On 01/31/19 10:37, Markus Armbruster wrote:
Paolo Bonzini <pbonzini(a)redhat.com> writes:
> On 31/01/19 09:33, Markus Armbruster wrote:
>> I thought secure=on affected only writes (and so wouldn't matter with
>> readonly=on), but I was wrong:
>>
>> static MemTxResult pflash_mem_read_with_attrs(void *opaque, hwaddr addr,
uint64_t *value,
>> unsigned len, MemTxAttrs
attrs)
>> {
>> pflash_t *pfl = opaque;
>> bool be = !!(pfl->features & (1 << PFLASH_BE));
>>
>> if ((pfl->features & (1 << PFLASH_SECURE)) &&
!attrs.secure) {
>> *value = pflash_data_read(opaque, addr, len, be);
>> } else {
>> *value = pflash_read(opaque, addr, len, be);
>> }
>> return MEMTX_OK;
>> }
>>
>> pflash_data_read() is what pflash_read() does when pfl->cmd is 0.
>
> Reads from flash actually do not go through here; this function executes
> if the flash chip is already in MMIO mode, which happens after you
> *write* a command to the memory area.

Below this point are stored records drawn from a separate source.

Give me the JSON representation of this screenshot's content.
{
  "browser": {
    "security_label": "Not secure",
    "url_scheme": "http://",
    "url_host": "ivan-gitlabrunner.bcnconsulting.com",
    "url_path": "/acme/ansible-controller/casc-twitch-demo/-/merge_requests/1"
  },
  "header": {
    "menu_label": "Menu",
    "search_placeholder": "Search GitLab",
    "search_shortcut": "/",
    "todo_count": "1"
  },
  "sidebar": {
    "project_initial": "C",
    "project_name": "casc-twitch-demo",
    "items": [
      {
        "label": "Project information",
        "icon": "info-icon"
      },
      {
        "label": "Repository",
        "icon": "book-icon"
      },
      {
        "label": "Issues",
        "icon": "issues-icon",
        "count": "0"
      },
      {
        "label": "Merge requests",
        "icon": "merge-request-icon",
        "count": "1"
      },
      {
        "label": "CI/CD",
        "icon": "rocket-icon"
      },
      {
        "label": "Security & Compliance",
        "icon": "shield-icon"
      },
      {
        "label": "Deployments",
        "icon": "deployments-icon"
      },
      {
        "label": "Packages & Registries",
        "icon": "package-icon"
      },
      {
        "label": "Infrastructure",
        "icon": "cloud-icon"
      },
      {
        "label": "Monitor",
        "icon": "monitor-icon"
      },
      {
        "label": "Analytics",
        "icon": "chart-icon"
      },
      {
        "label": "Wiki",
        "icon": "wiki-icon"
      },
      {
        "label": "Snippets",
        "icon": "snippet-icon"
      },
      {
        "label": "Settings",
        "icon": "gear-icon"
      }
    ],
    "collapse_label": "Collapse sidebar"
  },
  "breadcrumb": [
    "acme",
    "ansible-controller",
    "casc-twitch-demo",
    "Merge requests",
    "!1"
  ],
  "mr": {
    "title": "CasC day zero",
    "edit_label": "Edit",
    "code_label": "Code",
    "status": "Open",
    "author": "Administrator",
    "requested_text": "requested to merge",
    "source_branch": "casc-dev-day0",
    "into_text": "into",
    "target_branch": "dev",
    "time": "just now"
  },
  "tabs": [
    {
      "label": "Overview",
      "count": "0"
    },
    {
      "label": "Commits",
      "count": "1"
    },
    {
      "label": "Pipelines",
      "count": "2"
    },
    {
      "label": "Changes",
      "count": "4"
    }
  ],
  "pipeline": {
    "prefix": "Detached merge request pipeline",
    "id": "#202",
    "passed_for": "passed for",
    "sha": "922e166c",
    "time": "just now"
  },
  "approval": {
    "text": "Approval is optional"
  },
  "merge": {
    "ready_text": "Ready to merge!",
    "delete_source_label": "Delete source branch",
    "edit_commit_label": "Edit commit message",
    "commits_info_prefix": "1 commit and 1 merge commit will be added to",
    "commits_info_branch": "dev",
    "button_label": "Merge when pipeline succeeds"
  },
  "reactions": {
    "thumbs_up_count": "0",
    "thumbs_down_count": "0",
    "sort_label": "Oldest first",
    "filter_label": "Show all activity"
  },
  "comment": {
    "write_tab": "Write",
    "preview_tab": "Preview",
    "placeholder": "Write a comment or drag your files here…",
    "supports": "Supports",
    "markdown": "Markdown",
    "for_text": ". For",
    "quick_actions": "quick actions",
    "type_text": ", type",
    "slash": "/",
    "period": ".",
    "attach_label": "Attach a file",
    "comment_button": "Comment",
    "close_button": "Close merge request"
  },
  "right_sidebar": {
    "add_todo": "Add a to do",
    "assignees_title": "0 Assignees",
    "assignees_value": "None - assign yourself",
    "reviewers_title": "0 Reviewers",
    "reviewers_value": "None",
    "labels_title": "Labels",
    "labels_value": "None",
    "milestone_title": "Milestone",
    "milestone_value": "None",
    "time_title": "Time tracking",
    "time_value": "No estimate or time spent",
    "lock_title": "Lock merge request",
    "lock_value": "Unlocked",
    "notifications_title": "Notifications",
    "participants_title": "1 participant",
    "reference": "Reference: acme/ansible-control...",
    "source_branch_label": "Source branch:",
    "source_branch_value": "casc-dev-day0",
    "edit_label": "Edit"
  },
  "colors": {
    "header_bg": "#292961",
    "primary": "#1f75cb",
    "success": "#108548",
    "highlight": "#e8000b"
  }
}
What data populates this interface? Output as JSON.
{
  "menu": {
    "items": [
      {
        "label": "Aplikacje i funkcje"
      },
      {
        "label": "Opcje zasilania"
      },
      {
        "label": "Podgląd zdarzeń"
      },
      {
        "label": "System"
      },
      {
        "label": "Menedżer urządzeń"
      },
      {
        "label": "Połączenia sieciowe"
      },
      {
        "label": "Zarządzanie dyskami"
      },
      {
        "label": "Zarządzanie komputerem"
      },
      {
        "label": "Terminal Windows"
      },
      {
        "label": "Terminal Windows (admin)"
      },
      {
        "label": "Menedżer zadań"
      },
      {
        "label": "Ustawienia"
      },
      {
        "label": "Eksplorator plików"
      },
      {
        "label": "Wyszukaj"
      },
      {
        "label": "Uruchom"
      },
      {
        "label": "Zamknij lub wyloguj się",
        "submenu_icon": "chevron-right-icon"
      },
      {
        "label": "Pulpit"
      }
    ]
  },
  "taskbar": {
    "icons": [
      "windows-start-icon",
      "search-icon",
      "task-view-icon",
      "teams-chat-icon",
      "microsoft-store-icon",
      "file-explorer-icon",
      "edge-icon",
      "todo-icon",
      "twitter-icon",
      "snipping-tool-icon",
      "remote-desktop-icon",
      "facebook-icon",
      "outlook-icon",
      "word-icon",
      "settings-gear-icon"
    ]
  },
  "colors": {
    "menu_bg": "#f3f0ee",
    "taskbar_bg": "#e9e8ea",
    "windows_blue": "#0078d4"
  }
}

With secure=on, you just cannot
> do a command write unless you're in SMM, in other words the flash chip
> can only ever go in MMIO mode if you're in SMM.
>
>> Hmm, why is it okay to treat all pfl->cmd values the same when
>> secure=on?
>
> But doesn't matter. You just don't want MMIO mode to be active outside
> SMM: all that non-SMM code want to do with the flash is read and execute
> it, as far as they're concerned it's just ROM and the command mode is
> nonexistent.
Out of curiosity: what effect does secure=on have when the device is
read-only (pflash_t member ro non-zero)?
It's hard to theorize about this comprehensively. What action and which
pflash unit do you have in mind?
(Interpreting your question as "what does the firmware see if...".
Another interpretation would be possible too, "what does QEMU do if...".)